June 21, 2016 — Today is the feast day of St. Aloysius Gonzaga, an Italian Jesuit known for his courage in serving the sick and his dedication to the education of young students.
Born into a noble family in Castiglione, Italy, St. Aloysius’ father, the Marquis of Castiglione, groomed him for a military career. At the age of eight, he went to serve in the court of the Grand Duke Francesco I de ’Medici and was then sent to Florence for his formal education.
Shortly thereafter, St. Aloysius began suffering from kidney disease, which he saw as a blessing as it allowed him time to reflect and pray. It was during this time that he first felt called to the priesthood. He received his First Communion from St. Charles Borromeo in July 1580.
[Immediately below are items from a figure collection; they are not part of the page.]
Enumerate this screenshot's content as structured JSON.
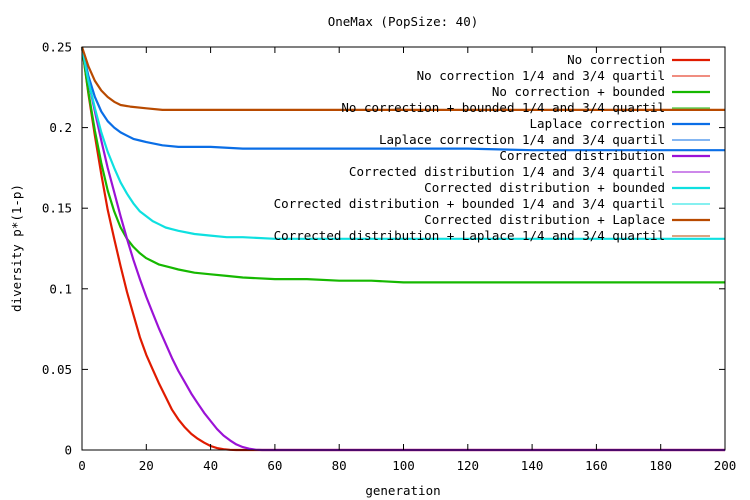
{
  "chart_data": {
    "type": "line",
    "title": "OneMax (PopSize: 40)",
    "xlabel": "generation",
    "ylabel": "diversity p*(1-p)",
    "xlim": [
      0,
      200
    ],
    "ylim": [
      0,
      0.25
    ],
    "xticks": [
      0,
      20,
      40,
      60,
      80,
      100,
      120,
      140,
      160,
      180,
      200
    ],
    "yticks": [
      0,
      0.05,
      0.1,
      0.15,
      0.2,
      0.25
    ],
    "xtick_labels": [
      "0",
      "20",
      "40",
      "60",
      "80",
      "100",
      "120",
      "140",
      "160",
      "180",
      "200"
    ],
    "ytick_labels": [
      "0",
      "0.05",
      "0.1",
      "0.15",
      "0.2",
      "0.25"
    ],
    "grid": false,
    "legend_position": "top-right",
    "series": [
      {
        "name": "No correction",
        "color": "#e01b00",
        "style": "main",
        "x": [
          0,
          2,
          4,
          6,
          8,
          10,
          12,
          14,
          16,
          18,
          20,
          22,
          24,
          26,
          28,
          30,
          32,
          34,
          36,
          38,
          40,
          42,
          44,
          46,
          48,
          50,
          60,
          80,
          100,
          120,
          140,
          160,
          180,
          200
        ],
        "y": [
          0.25,
          0.221,
          0.195,
          0.171,
          0.149,
          0.131,
          0.114,
          0.098,
          0.084,
          0.07,
          0.059,
          0.05,
          0.041,
          0.033,
          0.025,
          0.019,
          0.014,
          0.01,
          0.007,
          0.0045,
          0.0025,
          0.0012,
          0.0005,
          0.0001,
          0,
          0,
          0,
          0,
          0,
          0,
          0,
          0,
          0,
          0
        ]
      },
      {
        "name": "No correction 1/4 and 3/4 quartil",
        "color": "#e01b00",
        "style": "quartile",
        "x": [],
        "y": []
      },
      {
        "name": "No correction + bounded",
        "color": "#16b800",
        "style": "main",
        "x": [
          0,
          2,
          4,
          6,
          8,
          10,
          12,
          14,
          16,
          18,
          20,
          22,
          24,
          26,
          28,
          30,
          35,
          40,
          45,
          50,
          60,
          70,
          80,
          90,
          100,
          120,
          140,
          160,
          180,
          200
        ],
        "y": [
          0.25,
          0.222,
          0.198,
          0.178,
          0.161,
          0.148,
          0.138,
          0.131,
          0.126,
          0.122,
          0.119,
          0.117,
          0.115,
          0.114,
          0.113,
          0.112,
          0.11,
          0.109,
          0.108,
          0.107,
          0.106,
          0.106,
          0.105,
          0.105,
          0.104,
          0.104,
          0.104,
          0.104,
          0.104,
          0.104
        ]
      },
      {
        "name": "No correction + bounded 1/4 and 3/4 quartil",
        "color": "#16b800",
        "style": "quartile",
        "x": [],
        "y": []
      },
      {
        "name": "Laplace correction",
        "color": "#0a6ee6",
        "style": "main",
        "x": [
          0,
          2,
          4,
          6,
          8,
          10,
          12,
          14,
          16,
          18,
          20,
          25,
          30,
          40,
          50,
          60,
          80,
          100,
          120,
          140,
          160,
          180,
          200
        ],
        "y": [
          0.25,
          0.232,
          0.219,
          0.21,
          0.204,
          0.2,
          0.197,
          0.195,
          0.193,
          0.192,
          0.191,
          0.189,
          0.188,
          0.188,
          0.187,
          0.187,
          0.187,
          0.187,
          0.187,
          0.186,
          0.186,
          0.186,
          0.186
        ]
      },
      {
        "name": "Laplace correction 1/4 and 3/4 quartil",
        "color": "#0a6ee6",
        "style": "quartile",
        "x": [],
        "y": []
      },
      {
        "name": "Corrected distribution",
        "color": "#9b12d6",
        "style": "main",
        "x": [
          0,
          2,
          4,
          6,
          8,
          10,
          12,
          14,
          16,
          18,
          20,
          22,
          24,
          26,
          28,
          30,
          32,
          34,
          36,
          38,
          40,
          42,
          44,
          46,
          48,
          50,
          52,
          54,
          56,
          58,
          60,
          80,
          100,
          120,
          140,
          160,
          180,
          200
        ],
        "y": [
          0.25,
          0.229,
          0.21,
          0.192,
          0.175,
          0.16,
          0.145,
          0.131,
          0.118,
          0.106,
          0.095,
          0.085,
          0.075,
          0.066,
          0.057,
          0.049,
          0.042,
          0.035,
          0.029,
          0.023,
          0.018,
          0.013,
          0.009,
          0.006,
          0.0035,
          0.0018,
          0.0008,
          0.0002,
          0,
          0,
          0,
          0,
          0,
          0,
          0,
          0,
          0,
          0
        ]
      },
      {
        "name": "Corrected distribution 1/4 and 3/4 quartil",
        "color": "#9b12d6",
        "style": "quartile",
        "x": [],
        "y": []
      },
      {
        "name": "Corrected distribution + bounded",
        "color": "#0ee0e0",
        "style": "main",
        "x": [
          0,
          2,
          4,
          6,
          8,
          10,
          12,
          14,
          16,
          18,
          20,
          22,
          24,
          26,
          28,
          30,
          35,
          40,
          45,
          50,
          60,
          70,
          80,
          100,
          120,
          140,
          160,
          180,
          200
        ],
        "y": [
          0.25,
          0.229,
          0.212,
          0.197,
          0.185,
          0.175,
          0.166,
          0.159,
          0.153,
          0.148,
          0.145,
          0.142,
          0.14,
          0.138,
          0.137,
          0.136,
          0.134,
          0.133,
          0.132,
          0.132,
          0.131,
          0.131,
          0.131,
          0.131,
          0.131,
          0.131,
          0.131,
          0.131,
          0.131
        ]
      },
      {
        "name": "Corrected distribution + bounded 1/4 and 3/4 quartil",
        "color": "#0ee0e0",
        "style": "quartile",
        "x": [],
        "y": []
      },
      {
        "name": "Corrected distribution + Laplace",
        "color": "#b84a00",
        "style": "main",
        "x": [
          0,
          2,
          4,
          6,
          8,
          10,
          12,
          15,
          20,
          25,
          30,
          40,
          50,
          60,
          80,
          100,
          120,
          140,
          160,
          180,
          200
        ],
        "y": [
          0.25,
          0.238,
          0.229,
          0.223,
          0.219,
          0.216,
          0.214,
          0.213,
          0.212,
          0.211,
          0.211,
          0.211,
          0.211,
          0.211,
          0.211,
          0.211,
          0.211,
          0.211,
          0.211,
          0.211,
          0.211
        ]
      },
      {
        "name": "Corrected distribution + Laplace 1/4 and 3/4 quartil",
        "color": "#b84a00",
        "style": "quartile",
        "x": [],
        "y": []
      }
    ]
  }
}
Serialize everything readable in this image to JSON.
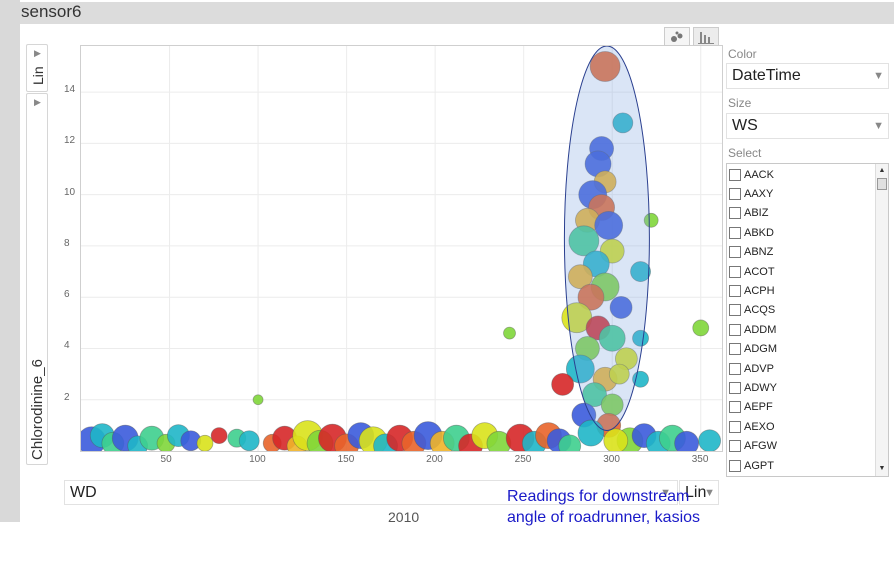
{
  "window": {
    "title": "sensor6"
  },
  "y_axis": {
    "scale_label": "Lin",
    "field": "Chlorodinine_6"
  },
  "x_axis": {
    "field": "WD",
    "scale_label": "Lin"
  },
  "controls": {
    "color_label": "Color",
    "color_value": "DateTime",
    "size_label": "Size",
    "size_value": "WS",
    "select_label": "Select",
    "select_items": [
      "AACK",
      "AAXY",
      "ABIZ",
      "ABKD",
      "ABNZ",
      "ACOT",
      "ACPH",
      "ACQS",
      "ADDM",
      "ADGM",
      "ADVP",
      "ADWY",
      "AEPF",
      "AEXO",
      "AFGW",
      "AGPT"
    ]
  },
  "annotation": "Readings for downstream angle of roadrunner,  kasios",
  "footer_year": "2010",
  "icons": {
    "scatter_button": "scatter-icon",
    "bar_button": "bar-chart-icon",
    "dropdown": "chevron-down-icon"
  },
  "colors": [
    "#3b5bdb",
    "#1fb6c8",
    "#3ecf8e",
    "#7fd63a",
    "#d9e21b",
    "#f0b429",
    "#e8642a",
    "#d62728"
  ],
  "chart_data": {
    "type": "scatter",
    "title": "",
    "xlabel": "WD",
    "ylabel": "Chlorodinine_6",
    "x_ticks": [
      "50",
      "100",
      "150",
      "200",
      "250",
      "300",
      "350"
    ],
    "y_ticks": [
      "2",
      "4",
      "6",
      "8",
      "10",
      "12",
      "14"
    ],
    "xlim": [
      0,
      362
    ],
    "ylim": [
      0,
      15.8
    ],
    "highlight_ellipse": {
      "cx": 297,
      "cy": 8.3,
      "rx": 24,
      "ry": 7.5
    },
    "points": [
      {
        "x": 6,
        "y": 0.4,
        "s": 14,
        "c": 0
      },
      {
        "x": 12,
        "y": 0.6,
        "s": 12,
        "c": 1
      },
      {
        "x": 18,
        "y": 0.3,
        "s": 11,
        "c": 2
      },
      {
        "x": 25,
        "y": 0.5,
        "s": 13,
        "c": 0
      },
      {
        "x": 32,
        "y": 0.2,
        "s": 10,
        "c": 1
      },
      {
        "x": 40,
        "y": 0.5,
        "s": 12,
        "c": 2
      },
      {
        "x": 48,
        "y": 0.3,
        "s": 9,
        "c": 3
      },
      {
        "x": 55,
        "y": 0.6,
        "s": 11,
        "c": 1
      },
      {
        "x": 62,
        "y": 0.4,
        "s": 10,
        "c": 0
      },
      {
        "x": 70,
        "y": 0.3,
        "s": 8,
        "c": 4
      },
      {
        "x": 78,
        "y": 0.6,
        "s": 8,
        "c": 7
      },
      {
        "x": 88,
        "y": 0.5,
        "s": 9,
        "c": 2
      },
      {
        "x": 95,
        "y": 0.4,
        "s": 10,
        "c": 1
      },
      {
        "x": 100,
        "y": 2.0,
        "s": 5,
        "c": 3
      },
      {
        "x": 108,
        "y": 0.3,
        "s": 9,
        "c": 6
      },
      {
        "x": 115,
        "y": 0.5,
        "s": 12,
        "c": 7
      },
      {
        "x": 122,
        "y": 0.2,
        "s": 10,
        "c": 5
      },
      {
        "x": 128,
        "y": 0.6,
        "s": 15,
        "c": 4
      },
      {
        "x": 135,
        "y": 0.3,
        "s": 13,
        "c": 3
      },
      {
        "x": 142,
        "y": 0.5,
        "s": 14,
        "c": 7
      },
      {
        "x": 150,
        "y": 0.2,
        "s": 12,
        "c": 6
      },
      {
        "x": 158,
        "y": 0.6,
        "s": 13,
        "c": 0
      },
      {
        "x": 165,
        "y": 0.4,
        "s": 14,
        "c": 4
      },
      {
        "x": 172,
        "y": 0.2,
        "s": 12,
        "c": 1
      },
      {
        "x": 180,
        "y": 0.5,
        "s": 13,
        "c": 7
      },
      {
        "x": 188,
        "y": 0.3,
        "s": 12,
        "c": 6
      },
      {
        "x": 196,
        "y": 0.6,
        "s": 14,
        "c": 0
      },
      {
        "x": 204,
        "y": 0.3,
        "s": 12,
        "c": 5
      },
      {
        "x": 212,
        "y": 0.5,
        "s": 13,
        "c": 2
      },
      {
        "x": 220,
        "y": 0.2,
        "s": 12,
        "c": 7
      },
      {
        "x": 228,
        "y": 0.6,
        "s": 13,
        "c": 4
      },
      {
        "x": 236,
        "y": 0.3,
        "s": 12,
        "c": 3
      },
      {
        "x": 242,
        "y": 4.6,
        "s": 6,
        "c": 3
      },
      {
        "x": 248,
        "y": 0.5,
        "s": 14,
        "c": 7
      },
      {
        "x": 256,
        "y": 0.3,
        "s": 12,
        "c": 1
      },
      {
        "x": 264,
        "y": 0.6,
        "s": 13,
        "c": 6
      },
      {
        "x": 270,
        "y": 0.4,
        "s": 12,
        "c": 0
      },
      {
        "x": 276,
        "y": 0.2,
        "s": 11,
        "c": 2
      },
      {
        "x": 310,
        "y": 0.4,
        "s": 13,
        "c": 3
      },
      {
        "x": 318,
        "y": 0.6,
        "s": 12,
        "c": 0
      },
      {
        "x": 326,
        "y": 0.3,
        "s": 12,
        "c": 1
      },
      {
        "x": 334,
        "y": 0.5,
        "s": 13,
        "c": 2
      },
      {
        "x": 342,
        "y": 0.3,
        "s": 12,
        "c": 0
      },
      {
        "x": 350,
        "y": 4.8,
        "s": 8,
        "c": 3
      },
      {
        "x": 355,
        "y": 0.4,
        "s": 11,
        "c": 1
      },
      {
        "x": 322,
        "y": 9.0,
        "s": 7,
        "c": 3
      },
      {
        "x": 306,
        "y": 12.8,
        "s": 10,
        "c": 1
      },
      {
        "x": 296,
        "y": 15.0,
        "s": 15,
        "c": 6
      },
      {
        "x": 294,
        "y": 11.8,
        "s": 12,
        "c": 0
      },
      {
        "x": 292,
        "y": 11.2,
        "s": 13,
        "c": 0
      },
      {
        "x": 296,
        "y": 10.5,
        "s": 11,
        "c": 5
      },
      {
        "x": 289,
        "y": 10.0,
        "s": 14,
        "c": 0
      },
      {
        "x": 294,
        "y": 9.5,
        "s": 13,
        "c": 6
      },
      {
        "x": 286,
        "y": 9.0,
        "s": 12,
        "c": 5
      },
      {
        "x": 298,
        "y": 8.8,
        "s": 14,
        "c": 0
      },
      {
        "x": 284,
        "y": 8.2,
        "s": 15,
        "c": 2
      },
      {
        "x": 300,
        "y": 7.8,
        "s": 12,
        "c": 4
      },
      {
        "x": 291,
        "y": 7.3,
        "s": 13,
        "c": 1
      },
      {
        "x": 316,
        "y": 7.0,
        "s": 10,
        "c": 1
      },
      {
        "x": 282,
        "y": 6.8,
        "s": 12,
        "c": 5
      },
      {
        "x": 296,
        "y": 6.4,
        "s": 14,
        "c": 3
      },
      {
        "x": 288,
        "y": 6.0,
        "s": 13,
        "c": 6
      },
      {
        "x": 305,
        "y": 5.6,
        "s": 11,
        "c": 0
      },
      {
        "x": 280,
        "y": 5.2,
        "s": 15,
        "c": 4
      },
      {
        "x": 292,
        "y": 4.8,
        "s": 12,
        "c": 7
      },
      {
        "x": 300,
        "y": 4.4,
        "s": 13,
        "c": 2
      },
      {
        "x": 286,
        "y": 4.0,
        "s": 12,
        "c": 3
      },
      {
        "x": 308,
        "y": 3.6,
        "s": 11,
        "c": 4
      },
      {
        "x": 282,
        "y": 3.2,
        "s": 14,
        "c": 1
      },
      {
        "x": 296,
        "y": 2.8,
        "s": 12,
        "c": 5
      },
      {
        "x": 272,
        "y": 2.6,
        "s": 11,
        "c": 7
      },
      {
        "x": 316,
        "y": 2.8,
        "s": 8,
        "c": 1
      },
      {
        "x": 290,
        "y": 2.2,
        "s": 12,
        "c": 2
      },
      {
        "x": 300,
        "y": 1.8,
        "s": 11,
        "c": 3
      },
      {
        "x": 284,
        "y": 1.4,
        "s": 12,
        "c": 0
      },
      {
        "x": 298,
        "y": 1.0,
        "s": 12,
        "c": 6
      },
      {
        "x": 288,
        "y": 0.7,
        "s": 13,
        "c": 1
      },
      {
        "x": 302,
        "y": 0.4,
        "s": 12,
        "c": 4
      },
      {
        "x": 316,
        "y": 4.4,
        "s": 8,
        "c": 1
      },
      {
        "x": 304,
        "y": 3.0,
        "s": 10,
        "c": 4
      }
    ]
  }
}
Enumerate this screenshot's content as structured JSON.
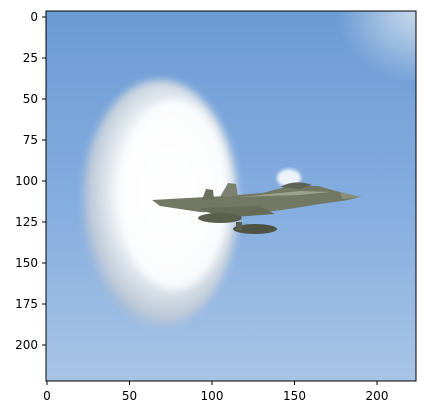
{
  "image": {
    "description_subject": "fighter-jet-vapor-cone",
    "x_range": [
      0,
      224
    ],
    "y_range": [
      0,
      224
    ],
    "colors": {
      "sky_top": "#6f9fd6",
      "sky_bottom": "#a9c5e6",
      "cloud_core": "#ffffff",
      "cloud_edge": "#c9d3de",
      "jet_body": "#6f7463"
    }
  },
  "axes": {
    "x_ticks": [
      "0",
      "50",
      "100",
      "150",
      "200"
    ],
    "y_ticks": [
      "0",
      "25",
      "50",
      "75",
      "100",
      "125",
      "150",
      "175",
      "200"
    ]
  }
}
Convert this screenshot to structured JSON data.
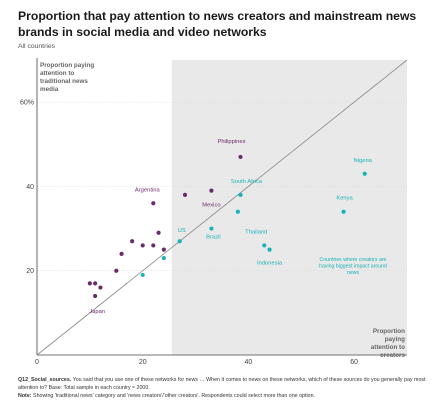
{
  "header": {
    "title": "Proportion that pay attention to news creators and mainstream news brands in social media and video networks",
    "subtitle": "All countries"
  },
  "footer": {
    "q_label": "Q12_Social_sources.",
    "q_text": "You said that you use one of these networks for news … When it comes to news on these networks, which of these sources do you generally pay most attention to? Base: Total sample in each country ≈ 2000.",
    "note_label": "Note:",
    "note_text": "Showing 'traditional news' category and 'news creators'/'other creators'. Respondents could select more than one option."
  },
  "colors": {
    "traditional_dot": "#6b2a6b",
    "creator_dot": "#16b3b8",
    "creator_region": "#e9e9e9",
    "diagonal": "#8a8a8a",
    "axis": "#444444",
    "gridline": "#dddddd"
  },
  "chart_data": {
    "type": "scatter",
    "xlabel": "Proportion paying attention to creators",
    "ylabel": "Proportion paying attention to traditional news media",
    "xlim": [
      0,
      70
    ],
    "ylim": [
      0,
      70
    ],
    "xticks": [
      0,
      20,
      40,
      60
    ],
    "yticks": [
      20,
      40,
      60
    ],
    "yticks_text": [
      "20",
      "40",
      "60%"
    ],
    "grid": "horizontal",
    "shaded_region_x_from": 25.5,
    "shaded_region_label": "Countries where creators are having biggest impact around news",
    "reference_line": "x = y",
    "points": [
      {
        "x": 38.5,
        "y": 47,
        "label": "Philippines",
        "group": "traditional"
      },
      {
        "x": 62,
        "y": 43,
        "label": "Nigeria",
        "group": "creator"
      },
      {
        "x": 58,
        "y": 34,
        "label": "Kenya",
        "group": "creator"
      },
      {
        "x": 38.5,
        "y": 38,
        "label": "South Africa",
        "group": "creator"
      },
      {
        "x": 38,
        "y": 34,
        "label": "",
        "group": "creator"
      },
      {
        "x": 43,
        "y": 26,
        "label": "Thailand",
        "group": "creator"
      },
      {
        "x": 44,
        "y": 25,
        "label": "Indonesia",
        "group": "creator"
      },
      {
        "x": 33,
        "y": 30,
        "label": "Brazil",
        "group": "creator"
      },
      {
        "x": 27,
        "y": 27,
        "label": "US",
        "group": "creator"
      },
      {
        "x": 33,
        "y": 39,
        "label": "Mexico",
        "group": "traditional"
      },
      {
        "x": 28,
        "y": 38,
        "label": "",
        "group": "traditional"
      },
      {
        "x": 22,
        "y": 36,
        "label": "Argentina",
        "group": "traditional"
      },
      {
        "x": 23,
        "y": 29,
        "label": "",
        "group": "traditional"
      },
      {
        "x": 22,
        "y": 26,
        "label": "",
        "group": "traditional"
      },
      {
        "x": 24,
        "y": 25,
        "label": "",
        "group": "traditional"
      },
      {
        "x": 24,
        "y": 23,
        "label": "",
        "group": "creator"
      },
      {
        "x": 20,
        "y": 26,
        "label": "",
        "group": "traditional"
      },
      {
        "x": 18,
        "y": 27,
        "label": "",
        "group": "traditional"
      },
      {
        "x": 16,
        "y": 24,
        "label": "",
        "group": "traditional"
      },
      {
        "x": 15,
        "y": 20,
        "label": "",
        "group": "traditional"
      },
      {
        "x": 20,
        "y": 19,
        "label": "",
        "group": "creator"
      },
      {
        "x": 10,
        "y": 17,
        "label": "",
        "group": "traditional"
      },
      {
        "x": 11,
        "y": 17,
        "label": "",
        "group": "traditional"
      },
      {
        "x": 12,
        "y": 16,
        "label": "",
        "group": "traditional"
      },
      {
        "x": 11,
        "y": 14,
        "label": "Japan",
        "group": "traditional"
      }
    ]
  }
}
In the wake of his illness, St. Aloysius spent his time teaching catechism to poor young men, instead of continuing his military training. Against his father’s wishes, St. Aloysius announced his intent to join the Society of Jesus. At 18 years old, he renounced his title and lands.
In 1585, St. Aloysius entered the Jesuits and studied under St. Robert Bellarmine, SJ, who acted as his spiritual adviser. He professed First Vows in 1587 and studied at the Roman College.
In 1591, a plague swept over Rome. St. Aloysius volunteered to serve at the Jesuit-established hospital, where he and his fellow Jesuits worked directly with the infected. St. Aloysius begged for alms for the victims and also worked one-on-one to feed and clean those affected by the epidemic. He contracted the plague and his health declined quickly.
St. Aloysius Gonzaga died in Rome on June 21, 1591, at the age of 23. He was canonized in 1726 by Pope Benedict XIII. St. Aloysius is the patron saint of youth, students and AIDS patients and caregivers.
Many academic institutions have been named in his honor, including Gonzaga University in Spokane, Washington, and Gonzaga College High School in Washington, DC.